None of these readers suggests that the Merc downsize or jettison its print publication in favor of a beefier online edition, though there is a dawning realization that the paper’s future is much more digital, interactive and conversational than it is today. Instead, the tips are practical: don’t waste so much space on overblown front-page photos. Get out and cover events in the community more. Cut out the marketing hype and “doublespeak.”
One reader summarized it well:
I’m not sure what the answers are – not everyone can be pleased. Still it seems there is some consensus: I believe we all want useful local, national and international news, not sensationalism, advertising and personalities. And good writing, not dumbed down
dreck.
My own remedies stretch back more than 12 years and suggest that a reformulation of newsroom culture is required before we get down to the nuts-and-bolts operational level.

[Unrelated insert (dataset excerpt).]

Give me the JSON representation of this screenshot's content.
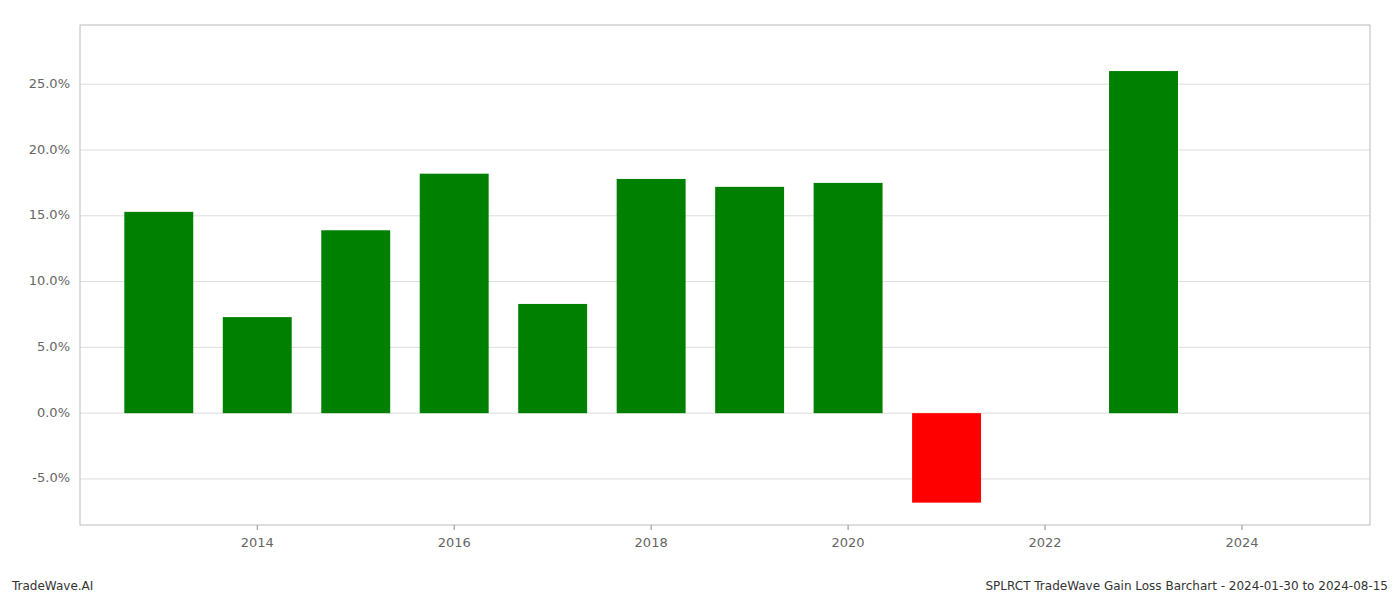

The Mercury News should be congratulated for bringing its readers into the conversation, and it will be fascinating to see where this all leads. Expect to see similar experiments at the nation’s other newspapers as they try to figure out: What’s next?
The reader who says “I believe we all want useful local, national and international news, not sensationalism, advertising and personalities. And good writing, not dumbed down dreck,” is unfortunately proved wrong by the facts. If readers wanted good writing the Mercury News circulation would still be high, and millions of people wouldn’t tune in every day to TMZ on Fox (or Fox cable news come to think of it). There is a small subset of the population who do want impartial, well written news, but is there enough of them to pay for it for a local newspaper? I don’t think so. Newspapers are going to look more like pamphlets produced at the turn of the 1800s, with their owners working hard long hours for little reward.
>There is a small subset of the population who do want impartial, well written news, but is there enough of them to pay for it for a local newspaper? I don’t think so.
I disagree, and I honestly hope you’re wrong. The complaints about newspapers and the traditional media by the public generally echoes the reader you cited: that news organizations get it wrong too often, and emphasize the trivial or sensational.
Yes, people are flocking to sites like TMZ for entertainment, but only for a diversion, not as a substitute for their news diet.
Journalist have no one but themselves to blame for the layoffs. What about helping figure out how to make money. “Not my job man”, you lost or will lose it.
The Merc needs to do what every other “paper” has to do:
– identify the substantial local verticals in its serving area
– build ad supported web directories that are clearly pinioned into the sinews of each vertical
– layer in UGC elements, visuals, charts, maps, et al
– litter the paper product with the stuff from the web verticals (rather than “Briefs on Page 2”)
– use the aggregated revenue from the vertical directories to finance the news coverage by professional news people.
The Web is a news-you-can-use medium (and a stuff-to-be-amused-by medium). That is its message, to paraphrase someone from antiquity. It is high time doing the news fashioned itself to work with this reality.
I don’t know how news, and its position (usefulness, value) in the democracy, can be sustained otherwise.